Comment 3 Richard Achmatowicz 2015-12-14 21:04:31 UTC
I've done a quick manual test of the issue with the fix applied (the fix was to add a @Merged annotation to the RegistryService.viewChanged() method and the initial problem seems to have been fixed. When the cluster is suspended and then resumed, the node1+ sends out a topology update to the server client, which then updates its ClusterContext and later invocations on the server-client are again directed to node2+.

I was expecting to see node2+ also send a topology update back to the server-client, but don't see any evidence of that.
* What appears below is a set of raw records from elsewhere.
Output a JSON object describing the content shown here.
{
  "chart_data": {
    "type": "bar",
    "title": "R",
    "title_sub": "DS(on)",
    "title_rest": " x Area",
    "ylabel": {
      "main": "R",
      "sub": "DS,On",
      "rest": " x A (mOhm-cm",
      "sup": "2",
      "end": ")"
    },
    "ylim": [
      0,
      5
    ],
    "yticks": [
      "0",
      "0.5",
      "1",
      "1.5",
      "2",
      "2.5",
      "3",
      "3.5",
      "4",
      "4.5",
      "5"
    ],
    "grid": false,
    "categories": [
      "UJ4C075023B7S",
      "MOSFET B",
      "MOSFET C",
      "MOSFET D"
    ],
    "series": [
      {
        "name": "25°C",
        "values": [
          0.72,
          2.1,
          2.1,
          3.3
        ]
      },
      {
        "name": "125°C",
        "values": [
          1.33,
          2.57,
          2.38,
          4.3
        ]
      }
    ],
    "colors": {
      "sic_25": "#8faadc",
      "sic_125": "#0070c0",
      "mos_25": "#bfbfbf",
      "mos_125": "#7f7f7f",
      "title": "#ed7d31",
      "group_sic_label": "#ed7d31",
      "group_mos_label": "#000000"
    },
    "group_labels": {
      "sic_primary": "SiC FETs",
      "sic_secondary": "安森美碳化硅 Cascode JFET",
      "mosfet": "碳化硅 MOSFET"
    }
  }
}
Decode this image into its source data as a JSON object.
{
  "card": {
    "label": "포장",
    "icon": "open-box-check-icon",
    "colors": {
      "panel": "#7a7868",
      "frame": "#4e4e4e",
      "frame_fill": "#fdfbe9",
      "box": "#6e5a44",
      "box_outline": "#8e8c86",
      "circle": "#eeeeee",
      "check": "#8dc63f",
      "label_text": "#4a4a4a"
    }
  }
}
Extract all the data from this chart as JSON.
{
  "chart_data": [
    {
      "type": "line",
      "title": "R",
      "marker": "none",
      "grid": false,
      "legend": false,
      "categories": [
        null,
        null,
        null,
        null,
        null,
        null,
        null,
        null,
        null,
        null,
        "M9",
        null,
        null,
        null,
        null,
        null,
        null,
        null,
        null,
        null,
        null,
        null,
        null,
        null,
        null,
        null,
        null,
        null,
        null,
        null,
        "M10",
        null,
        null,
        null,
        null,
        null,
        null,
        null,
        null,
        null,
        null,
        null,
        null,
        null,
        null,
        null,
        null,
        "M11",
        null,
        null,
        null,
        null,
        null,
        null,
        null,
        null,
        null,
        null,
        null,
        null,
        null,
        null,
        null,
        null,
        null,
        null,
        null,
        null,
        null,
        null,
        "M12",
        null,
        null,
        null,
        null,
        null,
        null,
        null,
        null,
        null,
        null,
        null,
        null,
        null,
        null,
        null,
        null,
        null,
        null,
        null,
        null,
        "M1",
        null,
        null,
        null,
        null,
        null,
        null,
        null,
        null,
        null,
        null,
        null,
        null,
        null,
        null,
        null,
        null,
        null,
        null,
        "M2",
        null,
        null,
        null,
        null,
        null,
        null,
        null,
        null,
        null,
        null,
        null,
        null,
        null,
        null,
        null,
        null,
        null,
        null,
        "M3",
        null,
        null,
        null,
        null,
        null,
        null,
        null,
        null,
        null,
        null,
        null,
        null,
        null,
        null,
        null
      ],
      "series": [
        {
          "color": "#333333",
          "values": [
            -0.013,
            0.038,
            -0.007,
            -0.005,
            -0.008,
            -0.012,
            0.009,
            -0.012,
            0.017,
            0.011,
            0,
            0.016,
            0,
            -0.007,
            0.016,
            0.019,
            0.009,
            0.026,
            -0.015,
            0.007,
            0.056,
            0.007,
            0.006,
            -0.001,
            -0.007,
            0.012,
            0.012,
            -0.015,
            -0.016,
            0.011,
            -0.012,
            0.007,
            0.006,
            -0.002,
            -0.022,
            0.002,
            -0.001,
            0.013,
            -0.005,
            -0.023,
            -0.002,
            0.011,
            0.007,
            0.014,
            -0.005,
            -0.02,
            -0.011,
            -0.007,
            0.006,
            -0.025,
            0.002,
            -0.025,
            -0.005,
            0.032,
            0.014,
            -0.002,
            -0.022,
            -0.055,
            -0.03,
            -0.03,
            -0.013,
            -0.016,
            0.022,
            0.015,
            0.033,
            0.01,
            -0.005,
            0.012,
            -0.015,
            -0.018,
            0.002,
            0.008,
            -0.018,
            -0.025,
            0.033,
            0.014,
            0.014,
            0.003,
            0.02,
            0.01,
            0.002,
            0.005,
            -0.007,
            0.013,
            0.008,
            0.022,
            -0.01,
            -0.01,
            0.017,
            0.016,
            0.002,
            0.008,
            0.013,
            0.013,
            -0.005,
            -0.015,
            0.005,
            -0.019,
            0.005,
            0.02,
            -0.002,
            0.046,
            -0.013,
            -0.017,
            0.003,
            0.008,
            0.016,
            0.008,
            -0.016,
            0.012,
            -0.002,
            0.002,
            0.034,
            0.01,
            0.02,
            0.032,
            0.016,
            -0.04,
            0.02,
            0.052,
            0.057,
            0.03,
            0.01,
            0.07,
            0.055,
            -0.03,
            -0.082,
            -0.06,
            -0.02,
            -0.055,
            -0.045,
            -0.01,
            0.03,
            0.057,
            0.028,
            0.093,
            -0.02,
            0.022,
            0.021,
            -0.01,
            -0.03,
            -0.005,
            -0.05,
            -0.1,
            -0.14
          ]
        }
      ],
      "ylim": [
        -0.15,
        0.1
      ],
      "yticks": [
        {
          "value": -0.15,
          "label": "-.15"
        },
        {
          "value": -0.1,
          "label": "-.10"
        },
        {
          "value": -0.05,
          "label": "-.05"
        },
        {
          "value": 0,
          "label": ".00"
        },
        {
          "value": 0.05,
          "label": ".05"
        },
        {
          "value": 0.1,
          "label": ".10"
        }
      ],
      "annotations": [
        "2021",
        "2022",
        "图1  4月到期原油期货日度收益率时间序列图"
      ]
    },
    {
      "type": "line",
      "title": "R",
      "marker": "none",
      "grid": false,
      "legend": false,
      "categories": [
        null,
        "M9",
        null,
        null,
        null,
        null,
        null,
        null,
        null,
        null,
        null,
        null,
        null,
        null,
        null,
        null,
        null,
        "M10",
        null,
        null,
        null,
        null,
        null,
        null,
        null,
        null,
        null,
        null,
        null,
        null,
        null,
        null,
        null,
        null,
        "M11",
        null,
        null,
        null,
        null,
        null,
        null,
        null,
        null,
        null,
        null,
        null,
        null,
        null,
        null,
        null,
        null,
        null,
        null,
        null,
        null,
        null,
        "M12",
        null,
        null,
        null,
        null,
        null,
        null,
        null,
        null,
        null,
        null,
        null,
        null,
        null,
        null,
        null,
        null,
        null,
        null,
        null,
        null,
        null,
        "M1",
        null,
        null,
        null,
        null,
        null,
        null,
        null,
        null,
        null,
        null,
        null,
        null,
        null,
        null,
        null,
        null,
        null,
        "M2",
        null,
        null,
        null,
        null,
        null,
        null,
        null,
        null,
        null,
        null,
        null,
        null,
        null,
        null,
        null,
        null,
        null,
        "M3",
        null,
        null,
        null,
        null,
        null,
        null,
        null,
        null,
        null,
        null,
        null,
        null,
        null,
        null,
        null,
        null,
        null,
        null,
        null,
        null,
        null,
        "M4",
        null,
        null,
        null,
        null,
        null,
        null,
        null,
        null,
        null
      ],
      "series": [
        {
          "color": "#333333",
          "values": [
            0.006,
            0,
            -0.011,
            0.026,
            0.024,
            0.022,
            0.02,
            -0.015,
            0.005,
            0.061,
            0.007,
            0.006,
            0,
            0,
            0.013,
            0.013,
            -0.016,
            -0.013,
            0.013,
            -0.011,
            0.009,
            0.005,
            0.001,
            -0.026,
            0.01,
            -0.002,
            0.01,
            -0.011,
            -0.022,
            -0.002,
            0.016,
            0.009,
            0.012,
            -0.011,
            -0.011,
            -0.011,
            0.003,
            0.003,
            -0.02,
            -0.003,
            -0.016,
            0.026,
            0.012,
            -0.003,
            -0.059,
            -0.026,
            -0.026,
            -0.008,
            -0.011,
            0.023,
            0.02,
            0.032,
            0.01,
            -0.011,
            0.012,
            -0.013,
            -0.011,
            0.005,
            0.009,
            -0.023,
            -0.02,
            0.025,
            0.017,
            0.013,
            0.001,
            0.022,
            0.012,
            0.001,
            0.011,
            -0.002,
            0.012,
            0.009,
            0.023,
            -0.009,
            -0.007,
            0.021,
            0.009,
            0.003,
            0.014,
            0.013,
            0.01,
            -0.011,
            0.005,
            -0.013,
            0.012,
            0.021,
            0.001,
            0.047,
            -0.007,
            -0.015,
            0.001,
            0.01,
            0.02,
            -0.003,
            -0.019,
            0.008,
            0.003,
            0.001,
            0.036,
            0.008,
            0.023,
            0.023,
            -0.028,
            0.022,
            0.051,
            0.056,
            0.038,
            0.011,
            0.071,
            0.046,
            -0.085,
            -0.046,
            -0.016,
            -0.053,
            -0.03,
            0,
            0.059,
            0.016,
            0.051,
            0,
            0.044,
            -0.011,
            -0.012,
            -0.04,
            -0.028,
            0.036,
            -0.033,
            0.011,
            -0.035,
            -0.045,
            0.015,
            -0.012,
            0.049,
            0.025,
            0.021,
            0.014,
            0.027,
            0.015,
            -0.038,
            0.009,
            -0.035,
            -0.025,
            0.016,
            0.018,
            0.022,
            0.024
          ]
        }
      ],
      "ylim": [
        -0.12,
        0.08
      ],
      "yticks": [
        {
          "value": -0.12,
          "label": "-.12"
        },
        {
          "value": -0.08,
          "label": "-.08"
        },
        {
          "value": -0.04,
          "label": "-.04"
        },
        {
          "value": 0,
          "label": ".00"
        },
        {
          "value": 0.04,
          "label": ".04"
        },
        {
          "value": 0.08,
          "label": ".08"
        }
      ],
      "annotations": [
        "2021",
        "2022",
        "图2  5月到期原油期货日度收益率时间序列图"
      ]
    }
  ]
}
Need to check out why not.

Comment 4 Richard Achmatowicz 2015-12-14 21:07:00 UTC
The previous comment should read "When node2+ is suspended and then resumed ...".

Comment 5 Richard Achmatowicz 2015-12-14 21:13:29 UTC
Do we need an upstream JIRA for this? The issue does not exist (or has been fixed, depending on how you want to look at it) in WF10.

Comment 6 dereed 2015-12-14 22:10:14 UTC
If it doesn't affect upstream, there's no upstream JIRA.
(unless there's an existing JIRA from when it was changed that could be linked)

Comment 7 Richard Achmatowicz 2015-12-15 16:40:05 UTC
Here is the PR for 6.4.4: https://github.com/jbossas/jboss-eap/pull/2661

Comment 11 Richard Achmatowicz 2016-02-22 14:24:55 UTC
There was no fix required in upstream as the implementation had changed significantly since 6.3.3. and Paul had added the @Merged annotation there.

Comment 13 Jiří Bílek 2016-03-15 11:09:47 UTC
Verified with EAP 6.4.7.CP.CR2.

Comment 14 Petr Penicka 2017-01-17 11:55:30 UTC
Retroactively bulk-closing issues from released EAP 6.4 cumulative patches.